We have run our watermaker while on the mooring ball. We have washed our clothes in the marina laundry facilities. It costs $ 3 or $ 4 for a wash, depending on the size of washer that you use. There is a Captain´s lounge with satellite TV. We have often used Pablo (the Marina´s driver) for rides to the bank, the grocery store, etc. Yes, we do give him a tip of $ 2 or $ 3 each time, but we consider this nothing more than securing good relations in a country that favours gratuities.

All in all, we love Marina Zarpar, and it will be hard to leave, but we are headed South-East .....

Received from Haakon Flender: 3 April 2011
SY MARIOINETTE (Norway)

My girlfriend, my friends and I have crossed from Spain to the eastern Caribbean and spent time on various islands on our way towards Florida. I just thought it was worth mentioning our experience in the Dominican Republic before we leave towards Cuba.

When we arrived at Boca Chica (which is 30min drive from Santo Domingo), we were guided by a Marina Zarpar motorboat to show us our slip. After landfall, they helped us tie up our boat and the Marina owner (Frank from New York) and the marina manager, Raul, showed up and greeted us.

Raul arranged with all the Officials (Customs, Immigration, Drug intelligence) to come to our boat and guided us through the process. No problems, except they 12-14 so you must take that into account.

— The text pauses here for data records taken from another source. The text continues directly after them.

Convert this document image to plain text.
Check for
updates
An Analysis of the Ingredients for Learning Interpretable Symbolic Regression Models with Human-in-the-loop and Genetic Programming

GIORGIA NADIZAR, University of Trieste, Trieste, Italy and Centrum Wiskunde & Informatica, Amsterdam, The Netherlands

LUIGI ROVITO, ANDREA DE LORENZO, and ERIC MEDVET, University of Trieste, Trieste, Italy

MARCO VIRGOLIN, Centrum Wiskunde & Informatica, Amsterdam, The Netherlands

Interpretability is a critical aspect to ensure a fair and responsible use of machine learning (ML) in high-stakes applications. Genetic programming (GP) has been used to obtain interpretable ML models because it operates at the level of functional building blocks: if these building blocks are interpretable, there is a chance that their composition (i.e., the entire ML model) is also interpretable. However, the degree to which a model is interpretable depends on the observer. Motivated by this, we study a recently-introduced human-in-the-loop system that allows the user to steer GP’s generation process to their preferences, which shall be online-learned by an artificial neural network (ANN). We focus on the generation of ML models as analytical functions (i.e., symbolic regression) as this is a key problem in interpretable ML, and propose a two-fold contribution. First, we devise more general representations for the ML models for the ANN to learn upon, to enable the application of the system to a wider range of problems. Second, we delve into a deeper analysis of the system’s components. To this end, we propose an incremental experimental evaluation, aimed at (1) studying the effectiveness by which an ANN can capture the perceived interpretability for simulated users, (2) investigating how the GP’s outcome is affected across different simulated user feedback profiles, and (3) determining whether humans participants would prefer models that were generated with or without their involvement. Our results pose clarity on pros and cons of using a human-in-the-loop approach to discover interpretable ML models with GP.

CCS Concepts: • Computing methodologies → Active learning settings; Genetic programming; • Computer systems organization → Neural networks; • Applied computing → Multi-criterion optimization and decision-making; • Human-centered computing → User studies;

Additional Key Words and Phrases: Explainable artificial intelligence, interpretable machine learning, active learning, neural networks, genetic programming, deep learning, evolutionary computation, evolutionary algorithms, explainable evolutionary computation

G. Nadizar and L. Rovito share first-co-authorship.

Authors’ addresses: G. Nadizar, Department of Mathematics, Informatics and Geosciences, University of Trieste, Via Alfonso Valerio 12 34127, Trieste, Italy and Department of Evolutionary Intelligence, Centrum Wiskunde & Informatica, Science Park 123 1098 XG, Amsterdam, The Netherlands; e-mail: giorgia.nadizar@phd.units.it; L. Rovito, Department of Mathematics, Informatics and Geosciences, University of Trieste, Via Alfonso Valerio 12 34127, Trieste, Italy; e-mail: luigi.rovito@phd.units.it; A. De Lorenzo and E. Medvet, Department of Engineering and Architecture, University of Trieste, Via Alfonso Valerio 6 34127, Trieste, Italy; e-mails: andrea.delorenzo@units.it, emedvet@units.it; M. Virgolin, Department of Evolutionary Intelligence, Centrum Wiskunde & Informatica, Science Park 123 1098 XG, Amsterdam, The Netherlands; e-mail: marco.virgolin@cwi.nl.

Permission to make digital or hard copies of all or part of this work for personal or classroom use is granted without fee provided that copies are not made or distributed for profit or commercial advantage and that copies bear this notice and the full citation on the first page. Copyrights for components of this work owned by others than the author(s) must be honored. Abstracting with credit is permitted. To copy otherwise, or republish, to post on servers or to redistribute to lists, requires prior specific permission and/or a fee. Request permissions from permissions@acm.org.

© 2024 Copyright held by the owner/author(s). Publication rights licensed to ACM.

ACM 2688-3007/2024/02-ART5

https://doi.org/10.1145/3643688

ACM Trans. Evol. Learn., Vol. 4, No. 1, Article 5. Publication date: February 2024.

The marina has a free taxi service to common close by destinations like Boca Chica city (very touristy city, but okay for a day), the supermarket and restaurants.

Frank actually took us to the city personally in his car the first day to show us some restaurants that he liked. We also got some good advices from Frank for what to do and where to go in the DR. He has lived there for about 20years and knows the country very well.

So after some days at the Marina cleaning the boat and relaxing, we took a taxi to the capital to get the buss to Jarabacoa and Cabarete. The bus is extremely cheap and airconditioned. Jarabacoa is a small city in the mountains where you can start your trekking to Pico Duarte (tallest mountain in the Caribbean, about 3087 meter). I would recommend it if you need to move your legs. Go up to the camp site on one day, and up to the top and down again on day two (arrange with a guide). Cabarete was the next stop and this is a perfect place to Kite- and Windsurf. The beach has alot of nice bars and restaurants as well.

All in all we are very happy with Marina ZarPar and with a super service I personally have not met at any Marina before (Asia, Europe, Caribbean).

It's also worth to mention that Dominican Republic is packed with kind and welcoming people and they have an lively culture and atmosphere. Its quite different from East Caribbean I would say. In a positive way.

Received from Cade Johnson: 19 April 2011
SY Sand Dollar

Subject: Luperon security

We have been enjoying ourselves here in Luperon for the most part (21 months now!) - friendly local population and new sailors to meet on a regular basis, but several times now we have had our dinghy cast adrift at public docks. We are not aware of having done anything to irritate anyone, in fact, we are conscientious about ducking others lines to reduce the chance of someone having to touch our line at all. It is annoying!

Most people here have not been locking dinghies, but we have reluctantly concluded that it is now necessary.

Speaking of locking, we bought an old SUV here for seeing the country: an '86 Montero with a fair bit of rust. On April 19, 2011, someone tried to steal it from Puerto Blanco Marina, but failed to release the steering column lock and ran it into a rock embankment about 30 feet from where it had been parked, bending the frame and destroying the radiator. About 6 weeks earlier, someone had broken in and stolen a few tools which we'd (perhaps foolishly) been storing there.

So, travelers beware; Luperon has a share of relatively destructive and marginally competent thieves ashore, but the harbor seems to be safe for now.